We analysed the 72 investments we’ve recorded under $500,000 so far in 2017 (undisclosed amounts were not included even if considered likely to be in this range) in order to get a sense of what the next ‘hot’ funded verticals could be in the Nordics. Rather than just count them up, we considered the percentage that each vertical represents of investments below $500,000 compared to the percentage they represent across all sizes of investment, so we can see which are particularly interesting to investors at the very early-stage right now.
There are a lot of variables to consider when performing an analysis of this type, for example, startups in some verticals typically require more capital than others, startups in some verticals have a higher average seed round than others and the fact that some sectors are simply more mature than others, meaning they naturally have more investments happening at a later stage. Due to these variables (and more) we are not performing this analysis to draw strong conclusions from it, more as an exercise of interest, with a view to trying to understand what verticals may see more investment and interest in the future as a consequence of their strong performance at this early stage.

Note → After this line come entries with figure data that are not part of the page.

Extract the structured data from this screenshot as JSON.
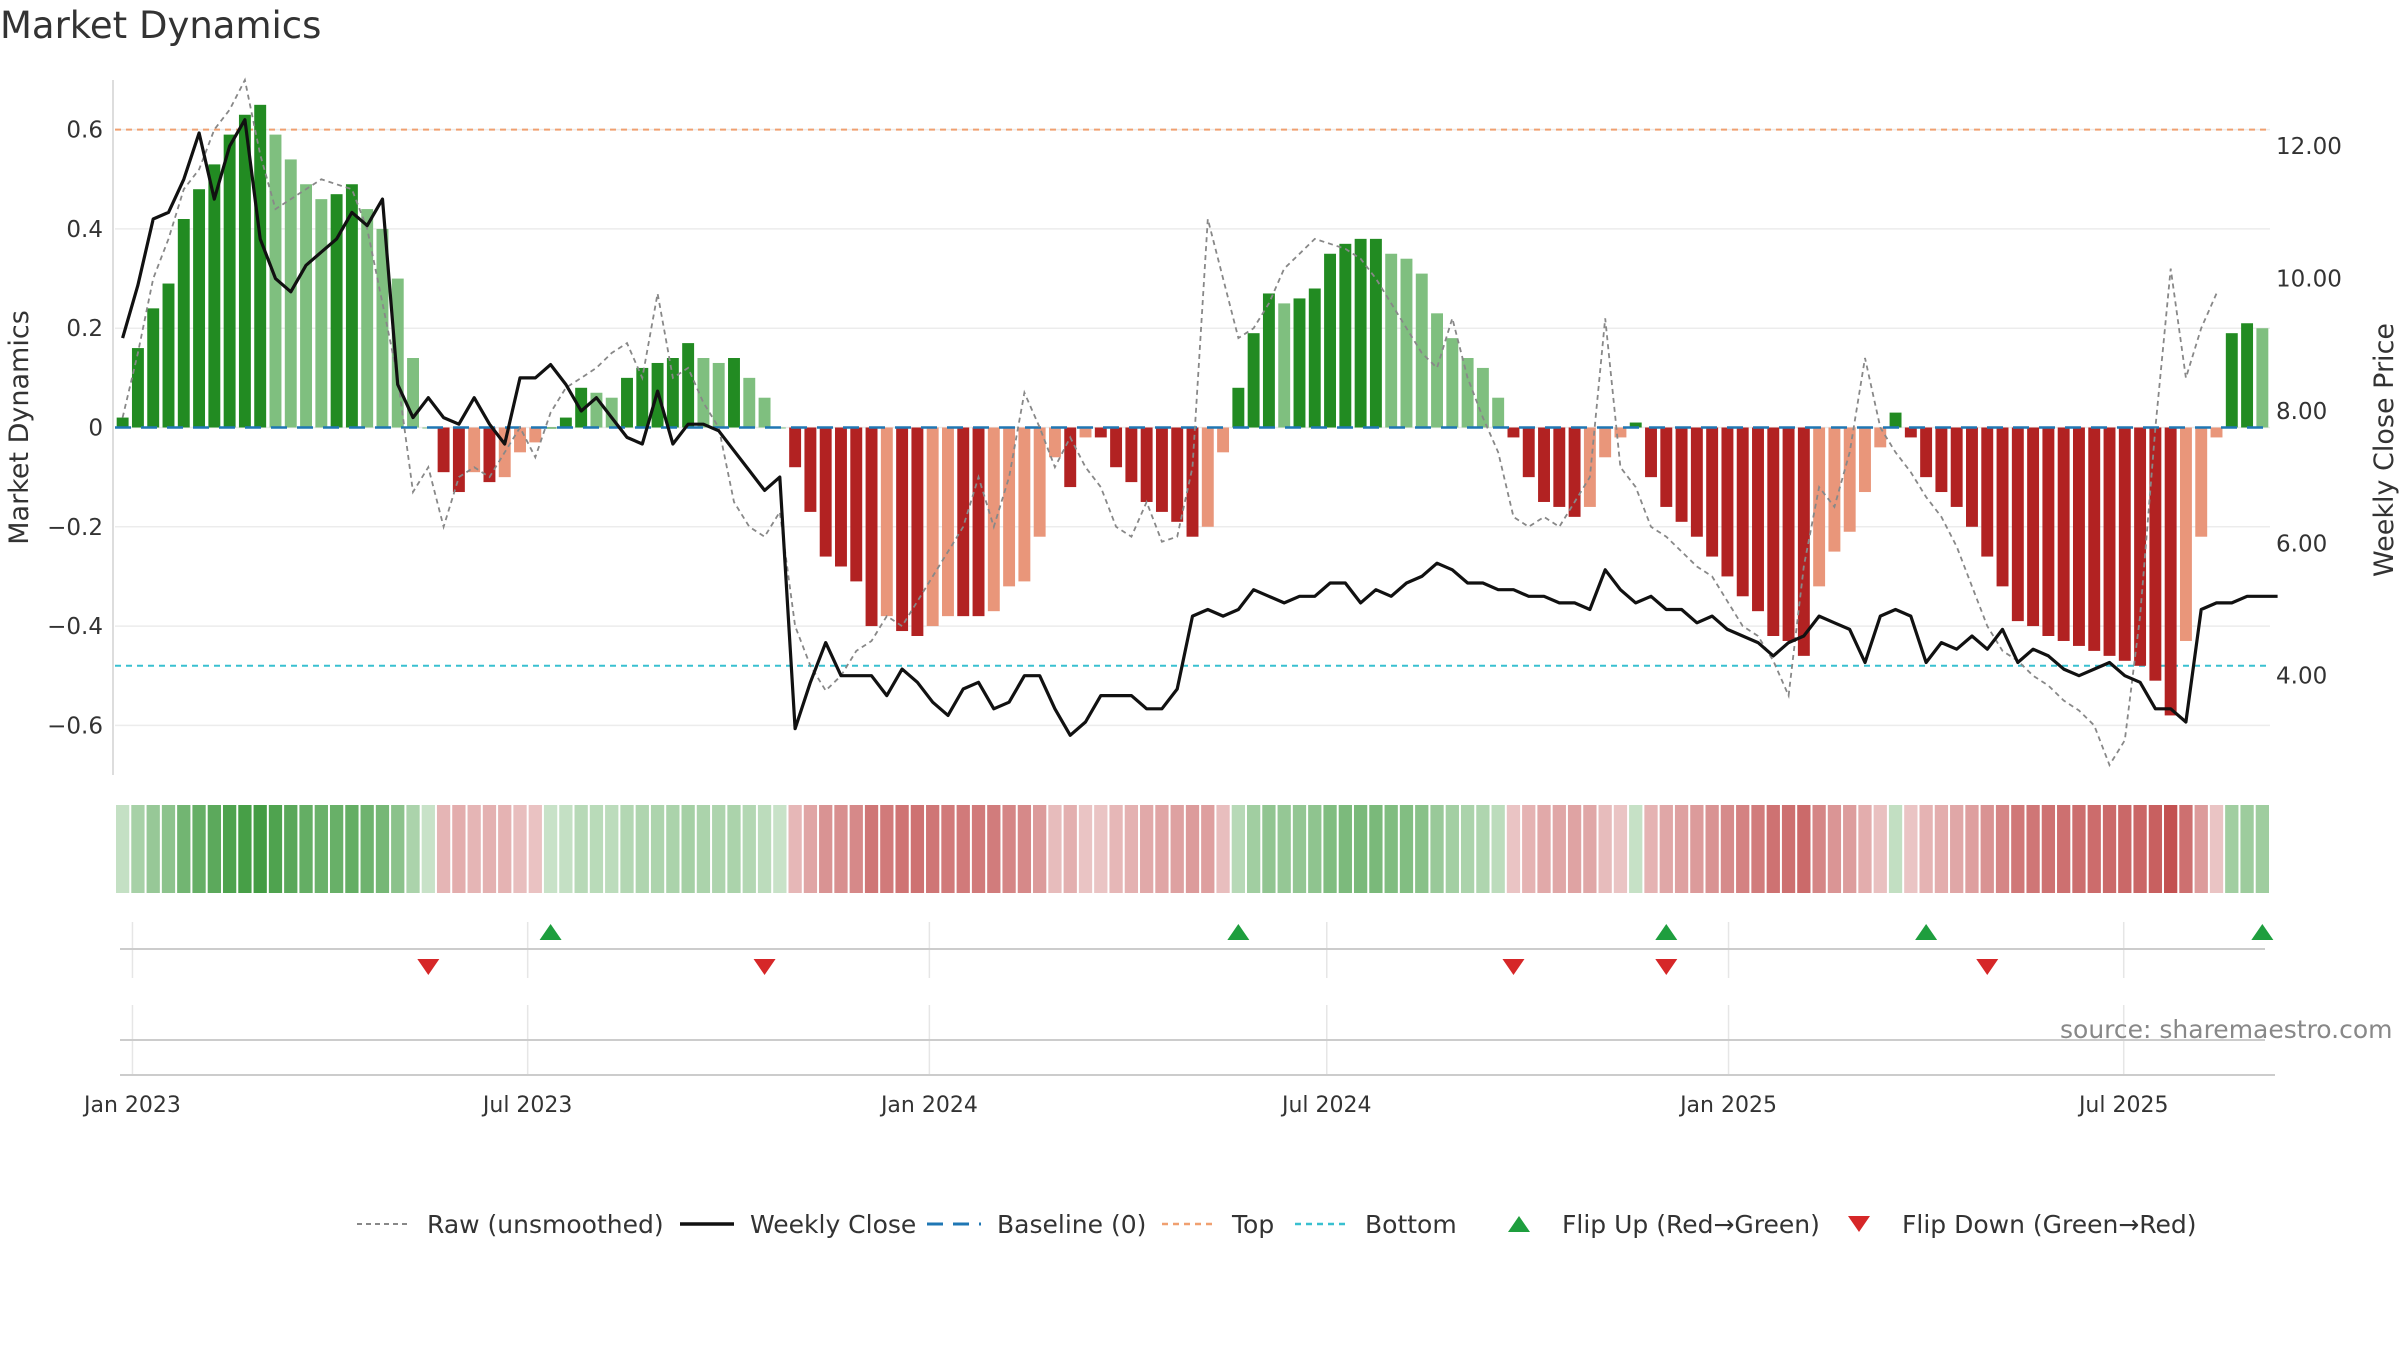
{
  "chart_data": {
    "type": "bar",
    "title": "Market Dynamics",
    "source": "source: sharemaestro.com",
    "ylabel_left": "Market Dynamics",
    "ylabel_right": "Weekly Close Price",
    "ylim_left": [
      -0.7,
      0.7
    ],
    "ylim_right": [
      2.5,
      13.0
    ],
    "y_ticks_left": [
      {
        "value": 0.6,
        "label": "0.6"
      },
      {
        "value": 0.4,
        "label": "0.4"
      },
      {
        "value": 0.2,
        "label": "0.2"
      },
      {
        "value": 0.0,
        "label": "0"
      },
      {
        "value": -0.2,
        "label": "−0.2"
      },
      {
        "value": -0.4,
        "label": "−0.4"
      },
      {
        "value": -0.6,
        "label": "−0.6"
      }
    ],
    "y_ticks_right": [
      {
        "value": 12.0,
        "label": "12.00"
      },
      {
        "value": 10.0,
        "label": "10.00"
      },
      {
        "value": 8.0,
        "label": "8.00"
      },
      {
        "value": 6.0,
        "label": "6.00"
      },
      {
        "value": 4.0,
        "label": "4.00"
      }
    ],
    "x_ticks": [
      {
        "date": "2023-01-01",
        "label": "Jan 2023"
      },
      {
        "date": "2023-07-01",
        "label": "Jul 2023"
      },
      {
        "date": "2024-01-01",
        "label": "Jan 2024"
      },
      {
        "date": "2024-07-01",
        "label": "Jul 2024"
      },
      {
        "date": "2025-01-01",
        "label": "Jan 2025"
      },
      {
        "date": "2025-07-01",
        "label": "Jul 2025"
      }
    ],
    "start_date": "2022-12-24",
    "baseline": 0,
    "top_level": 0.6,
    "bottom_level": -0.48,
    "colors": {
      "strong_up": "#228b22",
      "weak_up": "#7fbf7f",
      "strong_down": "#b22222",
      "weak_down": "#e9967a",
      "close_line": "#111111",
      "raw_line": "#888888",
      "baseline": "#1f77b4",
      "top": "#f0a070",
      "bottom": "#39c0d0",
      "flip_up": "#1e9e3e",
      "flip_down": "#d62728"
    },
    "series": [
      {
        "name": "Market Dynamics",
        "values": [
          0.02,
          0.16,
          0.24,
          0.29,
          0.42,
          0.48,
          0.53,
          0.59,
          0.63,
          0.65,
          0.59,
          0.54,
          0.49,
          0.46,
          0.47,
          0.49,
          0.44,
          0.4,
          0.3,
          0.14,
          0.0,
          -0.09,
          -0.13,
          -0.09,
          -0.11,
          -0.1,
          -0.05,
          -0.03,
          0.0,
          0.02,
          0.08,
          0.07,
          0.06,
          0.1,
          0.12,
          0.13,
          0.14,
          0.17,
          0.14,
          0.13,
          0.14,
          0.1,
          0.06,
          0.0,
          -0.08,
          -0.17,
          -0.26,
          -0.28,
          -0.31,
          -0.4,
          -0.38,
          -0.41,
          -0.42,
          -0.4,
          -0.38,
          -0.38,
          -0.38,
          -0.37,
          -0.32,
          -0.31,
          -0.22,
          -0.06,
          -0.12,
          -0.02,
          -0.02,
          -0.08,
          -0.11,
          -0.15,
          -0.17,
          -0.19,
          -0.22,
          -0.2,
          -0.05,
          0.08,
          0.19,
          0.27,
          0.25,
          0.26,
          0.28,
          0.35,
          0.37,
          0.38,
          0.38,
          0.35,
          0.34,
          0.31,
          0.23,
          0.18,
          0.14,
          0.12,
          0.06,
          -0.02,
          -0.1,
          -0.15,
          -0.16,
          -0.18,
          -0.16,
          -0.06,
          -0.02,
          0.01,
          -0.1,
          -0.16,
          -0.19,
          -0.22,
          -0.26,
          -0.3,
          -0.34,
          -0.37,
          -0.42,
          -0.43,
          -0.46,
          -0.32,
          -0.25,
          -0.21,
          -0.13,
          -0.04,
          0.03,
          -0.02,
          -0.1,
          -0.13,
          -0.16,
          -0.2,
          -0.26,
          -0.32,
          -0.39,
          -0.4,
          -0.42,
          -0.43,
          -0.44,
          -0.45,
          -0.46,
          -0.47,
          -0.48,
          -0.51,
          -0.58,
          -0.43,
          -0.22,
          -0.02,
          0.19,
          0.21,
          0.2
        ]
      },
      {
        "name": "Raw (unsmoothed)",
        "values": [
          0.02,
          0.15,
          0.3,
          0.38,
          0.48,
          0.52,
          0.6,
          0.64,
          0.7,
          0.55,
          0.44,
          0.46,
          0.48,
          0.5,
          0.49,
          0.48,
          0.4,
          0.25,
          0.1,
          -0.13,
          -0.08,
          -0.2,
          -0.1,
          -0.08,
          -0.1,
          -0.05,
          0.0,
          -0.06,
          0.03,
          0.08,
          0.1,
          0.12,
          0.15,
          0.17,
          0.1,
          0.27,
          0.1,
          0.12,
          0.05,
          0.0,
          -0.15,
          -0.2,
          -0.22,
          -0.17,
          -0.4,
          -0.48,
          -0.53,
          -0.5,
          -0.45,
          -0.43,
          -0.38,
          -0.4,
          -0.35,
          -0.3,
          -0.25,
          -0.2,
          -0.1,
          -0.2,
          -0.1,
          0.07,
          0.0,
          -0.08,
          -0.02,
          -0.08,
          -0.12,
          -0.2,
          -0.22,
          -0.15,
          -0.23,
          -0.22,
          -0.08,
          0.42,
          0.3,
          0.18,
          0.2,
          0.25,
          0.32,
          0.35,
          0.38,
          0.37,
          0.36,
          0.34,
          0.3,
          0.25,
          0.2,
          0.15,
          0.12,
          0.22,
          0.1,
          0.02,
          -0.05,
          -0.18,
          -0.2,
          -0.18,
          -0.2,
          -0.15,
          -0.1,
          0.22,
          -0.08,
          -0.12,
          -0.2,
          -0.22,
          -0.25,
          -0.28,
          -0.3,
          -0.35,
          -0.4,
          -0.42,
          -0.47,
          -0.54,
          -0.28,
          -0.12,
          -0.16,
          -0.05,
          0.14,
          0.0,
          -0.05,
          -0.09,
          -0.14,
          -0.18,
          -0.24,
          -0.32,
          -0.4,
          -0.45,
          -0.47,
          -0.5,
          -0.52,
          -0.55,
          -0.57,
          -0.6,
          -0.68,
          -0.63,
          -0.38,
          0.0,
          0.32,
          0.1,
          0.2,
          0.27
        ]
      },
      {
        "name": "Weekly Close",
        "values": [
          9.1,
          9.9,
          10.9,
          11.0,
          11.5,
          12.2,
          11.2,
          12.0,
          12.4,
          10.6,
          10.0,
          9.8,
          10.2,
          10.4,
          10.6,
          11.0,
          10.8,
          11.2,
          8.4,
          7.9,
          8.2,
          7.9,
          7.8,
          8.2,
          7.8,
          7.5,
          8.5,
          8.5,
          8.7,
          8.4,
          8.0,
          8.2,
          7.9,
          7.6,
          7.5,
          8.3,
          7.5,
          7.8,
          7.8,
          7.7,
          7.4,
          7.1,
          6.8,
          7.0,
          3.2,
          3.9,
          4.5,
          4.0,
          4.0,
          4.0,
          3.7,
          4.1,
          3.9,
          3.6,
          3.4,
          3.8,
          3.9,
          3.5,
          3.6,
          4.0,
          4.0,
          3.5,
          3.1,
          3.3,
          3.7,
          3.7,
          3.7,
          3.5,
          3.5,
          3.8,
          4.9,
          5.0,
          4.9,
          5.0,
          5.3,
          5.2,
          5.1,
          5.2,
          5.2,
          5.4,
          5.4,
          5.1,
          5.3,
          5.2,
          5.4,
          5.5,
          5.7,
          5.6,
          5.4,
          5.4,
          5.3,
          5.3,
          5.2,
          5.2,
          5.1,
          5.1,
          5.0,
          5.6,
          5.3,
          5.1,
          5.2,
          5.0,
          5.0,
          4.8,
          4.9,
          4.7,
          4.6,
          4.5,
          4.3,
          4.5,
          4.6,
          4.9,
          4.8,
          4.7,
          4.2,
          4.9,
          5.0,
          4.9,
          4.2,
          4.5,
          4.4,
          4.6,
          4.4,
          4.7,
          4.2,
          4.4,
          4.3,
          4.1,
          4.0,
          4.1,
          4.2,
          4.0,
          3.9,
          3.5,
          3.5,
          3.3,
          5.0,
          5.1,
          5.1,
          5.2,
          5.2,
          5.2
        ]
      }
    ],
    "flip_up_weeks": [
      28,
      73,
      101,
      118,
      140
    ],
    "flip_down_weeks": [
      20,
      42,
      91,
      101,
      122
    ],
    "legend": [
      {
        "key": "raw",
        "label": "Raw (unsmoothed)"
      },
      {
        "key": "close",
        "label": "Weekly Close"
      },
      {
        "key": "baseline",
        "label": "Baseline (0)"
      },
      {
        "key": "top",
        "label": "Top"
      },
      {
        "key": "bottom",
        "label": "Bottom"
      },
      {
        "key": "flip_up",
        "label": "Flip Up (Red→Green)"
      },
      {
        "key": "flip_down",
        "label": "Flip Down (Green→Red)"
      }
    ]
  }
}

Five verticals demonstrated a significant increase in the percentage of investment they made up at an earlier stage than overall, we displayed them by total amount of difference below.
Consumer SaaS and Social and Communications could be seeing an increased interest here due to the fact that they typically require less capital to get off the ground, and could be considered high risk/reward investments, perfect for early-stage investors. However, it’s equally fair to say that the consumer space has seen renewed interest in the last year or two from investors so it’s likely that this is also reflected here. Edtech, Local Services and Real Estate could all be considered relatively immature markets in the Nordics that continue to see increased investment. Real Estate in particular is an interesting case. In 2016, we tracked just one Real Estate investment in the whole of the year, whereas in May 2017, we tracked four that month alone, further proof that this is a “hot” vertical in the region right now. Whatever the reasons, all five verticals are clearly attracting substantial interest in the pre-seed space right now and should be monitored by seed and Series A investors.
There were of course some verticals that moved in the other direction and took a significantly lower share of investments below $500,000 than they do overall. A good number of these are likely due to the maturity of the vertical and the sheer number of investments they see, such as Enterprise SaaS, FinTech and Retail. DeepTech also saw less, this could perhaps go under the definition of “first investments typically need to be higher in this vertical”. Verticals that had less of an interest in the very-early stage that are a little harder to explain included HR and Recruitment, IoT and Security (although again, perhaps the same case could be made for these latter two).
What was particularly surprising is that of the 27 different verticals we analysed, only a total of 10 demonstrated more than a 1% point difference (either way), meaning that 17 verticals saw pretty much the same share of investment whether at the $500,000 and below level or overall, with investors tastes pretty much aligned across all stages.
However, as we stated above, no hard conclusions should be drawn from this analysis, however, the early-stage market is often a good place to look for future indications of interest and investment, and I would be fairly confident of all 5 verticals highlighted in this post possessing enough interesting early-stage companies to see increased and larger investment over the next 18 months or so.